Progress and measures in 2022
In 2022, at Fresenius SE & Co. KGaA and within the business segments, data protection was further developed with a view to global operational activities. Our measures in this area focused on the development of new training content and the implementation of existing training concepts, as well as on the expansion of audit concepts to take regulatory changes into account. There was also a focus on data protection measures in connection with the performance of risk assessments, thus strengthening the established risk control processes.
Fresenius SE & Co. KGaA issued a new data protection training in 2022 containing different modules that can be provided over a 18 to 24 month timeframe. At Fresenius Kabi, new data protection training had been developed in the previous year, with four modules comprising BCR, which has been offered mandatorily to its employees since the end of 2021 and completed within the reporting period.

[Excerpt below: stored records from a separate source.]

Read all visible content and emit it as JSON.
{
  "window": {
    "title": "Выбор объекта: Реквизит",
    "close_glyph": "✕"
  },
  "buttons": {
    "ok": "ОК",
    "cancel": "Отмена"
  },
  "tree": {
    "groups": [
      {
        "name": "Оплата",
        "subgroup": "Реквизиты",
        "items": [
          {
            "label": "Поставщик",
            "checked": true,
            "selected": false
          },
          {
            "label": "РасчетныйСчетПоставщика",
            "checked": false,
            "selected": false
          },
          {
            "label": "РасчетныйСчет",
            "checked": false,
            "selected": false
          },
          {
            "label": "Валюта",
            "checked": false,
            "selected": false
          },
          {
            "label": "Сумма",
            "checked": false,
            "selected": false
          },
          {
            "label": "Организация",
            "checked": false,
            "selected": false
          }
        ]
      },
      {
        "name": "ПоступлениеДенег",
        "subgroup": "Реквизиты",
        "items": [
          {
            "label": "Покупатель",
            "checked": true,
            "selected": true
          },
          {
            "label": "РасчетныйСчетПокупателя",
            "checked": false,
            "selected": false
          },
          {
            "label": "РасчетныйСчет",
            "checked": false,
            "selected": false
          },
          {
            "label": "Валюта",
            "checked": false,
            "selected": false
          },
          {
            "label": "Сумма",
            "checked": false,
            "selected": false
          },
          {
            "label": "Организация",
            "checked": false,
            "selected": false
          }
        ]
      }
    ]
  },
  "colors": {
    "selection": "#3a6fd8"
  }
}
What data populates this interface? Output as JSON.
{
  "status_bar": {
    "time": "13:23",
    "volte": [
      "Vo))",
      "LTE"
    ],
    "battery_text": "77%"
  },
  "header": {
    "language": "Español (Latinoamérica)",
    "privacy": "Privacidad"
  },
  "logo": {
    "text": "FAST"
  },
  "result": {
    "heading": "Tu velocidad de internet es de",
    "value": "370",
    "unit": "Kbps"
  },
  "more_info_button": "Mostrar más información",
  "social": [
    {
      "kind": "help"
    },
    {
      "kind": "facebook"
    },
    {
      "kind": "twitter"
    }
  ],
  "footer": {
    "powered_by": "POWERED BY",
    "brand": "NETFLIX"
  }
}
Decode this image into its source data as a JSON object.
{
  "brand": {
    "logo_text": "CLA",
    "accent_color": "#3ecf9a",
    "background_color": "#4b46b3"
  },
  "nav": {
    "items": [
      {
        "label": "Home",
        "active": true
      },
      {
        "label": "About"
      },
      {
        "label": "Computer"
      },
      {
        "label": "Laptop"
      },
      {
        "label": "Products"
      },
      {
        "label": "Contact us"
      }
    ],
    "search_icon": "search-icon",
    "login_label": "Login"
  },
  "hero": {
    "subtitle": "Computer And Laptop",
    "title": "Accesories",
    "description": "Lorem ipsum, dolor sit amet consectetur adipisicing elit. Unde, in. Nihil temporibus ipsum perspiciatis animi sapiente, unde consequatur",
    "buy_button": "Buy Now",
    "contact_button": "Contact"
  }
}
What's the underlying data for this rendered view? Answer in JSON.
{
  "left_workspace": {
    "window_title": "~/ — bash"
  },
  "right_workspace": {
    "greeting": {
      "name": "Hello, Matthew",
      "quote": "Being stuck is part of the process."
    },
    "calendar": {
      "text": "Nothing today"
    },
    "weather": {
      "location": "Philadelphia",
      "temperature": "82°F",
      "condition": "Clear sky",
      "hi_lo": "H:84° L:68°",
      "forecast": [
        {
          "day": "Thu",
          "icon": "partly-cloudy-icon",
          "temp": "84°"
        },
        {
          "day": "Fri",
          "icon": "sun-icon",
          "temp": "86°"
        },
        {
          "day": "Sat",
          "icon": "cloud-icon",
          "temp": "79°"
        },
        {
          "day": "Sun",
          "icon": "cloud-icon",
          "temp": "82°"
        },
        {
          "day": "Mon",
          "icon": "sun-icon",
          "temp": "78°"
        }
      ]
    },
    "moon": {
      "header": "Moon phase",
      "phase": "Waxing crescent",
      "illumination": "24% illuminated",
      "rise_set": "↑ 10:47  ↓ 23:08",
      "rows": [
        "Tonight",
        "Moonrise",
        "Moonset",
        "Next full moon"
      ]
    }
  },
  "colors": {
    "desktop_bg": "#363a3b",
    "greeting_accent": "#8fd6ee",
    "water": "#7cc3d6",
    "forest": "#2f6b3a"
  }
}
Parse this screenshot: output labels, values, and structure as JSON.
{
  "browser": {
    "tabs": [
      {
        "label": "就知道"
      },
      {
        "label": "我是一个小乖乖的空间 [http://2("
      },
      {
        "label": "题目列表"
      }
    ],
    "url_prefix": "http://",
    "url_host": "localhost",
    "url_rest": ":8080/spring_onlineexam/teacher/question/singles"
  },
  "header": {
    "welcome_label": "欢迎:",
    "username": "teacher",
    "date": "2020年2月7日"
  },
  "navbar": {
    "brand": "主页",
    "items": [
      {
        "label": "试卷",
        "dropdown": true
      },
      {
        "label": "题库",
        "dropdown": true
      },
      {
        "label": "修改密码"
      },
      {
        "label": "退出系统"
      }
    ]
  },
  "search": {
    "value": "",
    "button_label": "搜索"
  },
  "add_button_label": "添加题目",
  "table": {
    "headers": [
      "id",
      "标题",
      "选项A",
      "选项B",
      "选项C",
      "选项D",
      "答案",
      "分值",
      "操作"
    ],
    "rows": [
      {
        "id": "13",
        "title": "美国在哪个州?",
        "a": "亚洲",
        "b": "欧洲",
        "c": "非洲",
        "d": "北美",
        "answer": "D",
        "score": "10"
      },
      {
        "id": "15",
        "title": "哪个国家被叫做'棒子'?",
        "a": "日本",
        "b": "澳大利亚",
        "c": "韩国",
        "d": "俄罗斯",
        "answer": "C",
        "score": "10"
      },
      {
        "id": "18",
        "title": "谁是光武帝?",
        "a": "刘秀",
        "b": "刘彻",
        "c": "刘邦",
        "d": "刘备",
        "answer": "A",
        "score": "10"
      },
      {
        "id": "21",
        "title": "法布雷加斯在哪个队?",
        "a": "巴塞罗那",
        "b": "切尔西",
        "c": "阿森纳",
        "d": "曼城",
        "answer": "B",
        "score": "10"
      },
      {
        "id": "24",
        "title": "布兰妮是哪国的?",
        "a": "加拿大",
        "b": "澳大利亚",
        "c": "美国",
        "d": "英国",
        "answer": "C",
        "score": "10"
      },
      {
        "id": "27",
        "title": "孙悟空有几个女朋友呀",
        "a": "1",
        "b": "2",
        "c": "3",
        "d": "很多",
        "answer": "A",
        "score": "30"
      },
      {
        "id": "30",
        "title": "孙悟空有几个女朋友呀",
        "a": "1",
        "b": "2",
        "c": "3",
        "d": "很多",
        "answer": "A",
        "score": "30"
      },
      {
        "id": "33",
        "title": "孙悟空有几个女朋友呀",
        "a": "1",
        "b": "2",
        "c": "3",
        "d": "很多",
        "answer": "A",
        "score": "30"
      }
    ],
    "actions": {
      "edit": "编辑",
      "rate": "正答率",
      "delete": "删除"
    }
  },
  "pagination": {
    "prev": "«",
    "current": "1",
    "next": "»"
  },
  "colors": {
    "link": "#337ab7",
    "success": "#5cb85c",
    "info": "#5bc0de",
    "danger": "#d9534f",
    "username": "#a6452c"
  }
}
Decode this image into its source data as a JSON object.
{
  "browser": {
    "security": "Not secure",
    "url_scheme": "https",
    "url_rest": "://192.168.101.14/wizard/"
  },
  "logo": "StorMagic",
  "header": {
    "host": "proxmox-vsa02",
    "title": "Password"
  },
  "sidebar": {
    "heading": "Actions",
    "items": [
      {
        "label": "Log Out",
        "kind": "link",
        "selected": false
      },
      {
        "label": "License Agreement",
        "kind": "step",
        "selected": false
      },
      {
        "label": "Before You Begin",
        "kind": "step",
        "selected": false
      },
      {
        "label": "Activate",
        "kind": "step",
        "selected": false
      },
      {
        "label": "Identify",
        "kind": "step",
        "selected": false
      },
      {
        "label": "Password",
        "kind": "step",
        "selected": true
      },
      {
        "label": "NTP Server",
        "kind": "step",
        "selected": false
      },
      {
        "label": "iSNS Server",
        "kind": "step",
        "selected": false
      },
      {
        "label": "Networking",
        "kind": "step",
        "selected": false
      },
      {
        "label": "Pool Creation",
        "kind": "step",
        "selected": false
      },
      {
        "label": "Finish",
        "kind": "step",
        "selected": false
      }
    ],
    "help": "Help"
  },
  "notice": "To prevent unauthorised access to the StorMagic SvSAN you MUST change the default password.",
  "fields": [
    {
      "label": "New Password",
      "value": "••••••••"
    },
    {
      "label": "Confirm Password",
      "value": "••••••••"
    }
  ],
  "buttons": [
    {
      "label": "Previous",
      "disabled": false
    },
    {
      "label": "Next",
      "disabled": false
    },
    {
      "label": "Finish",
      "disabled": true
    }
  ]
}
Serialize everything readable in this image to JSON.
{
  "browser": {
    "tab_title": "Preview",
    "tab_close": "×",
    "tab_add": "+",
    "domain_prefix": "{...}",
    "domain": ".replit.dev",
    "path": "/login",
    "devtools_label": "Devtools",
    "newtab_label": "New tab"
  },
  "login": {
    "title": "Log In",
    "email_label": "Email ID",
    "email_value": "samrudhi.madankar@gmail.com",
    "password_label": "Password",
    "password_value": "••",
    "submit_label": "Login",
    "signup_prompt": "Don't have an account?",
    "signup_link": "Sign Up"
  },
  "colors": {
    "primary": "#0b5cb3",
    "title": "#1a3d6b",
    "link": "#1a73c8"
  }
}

The training will be repeated every two years. The Management approaches of Fresenius Helios and Fresenius Vamed remained unchanged compared to the previous year. Measures conducted within the business segments aimed at the alignment of guidelines or processes based on the latest developments, if deemed necessary.
In the reporting year, no data breach was reported via the reporting channels that had a direct impact on the financial position or reputation of the company. Audits and risk assessments took place on segment or local level, as described in the Audits and monitoring section. Findings of these audits are remediated on the respective level. Further information on opportunities and risks can be found in the Opportunities and Risk Report.
The data privacy officers prepare reports on the number, type and processing status of data protection incidents and data subject inquiries, which are communicated in accordance with the organizational structure explained.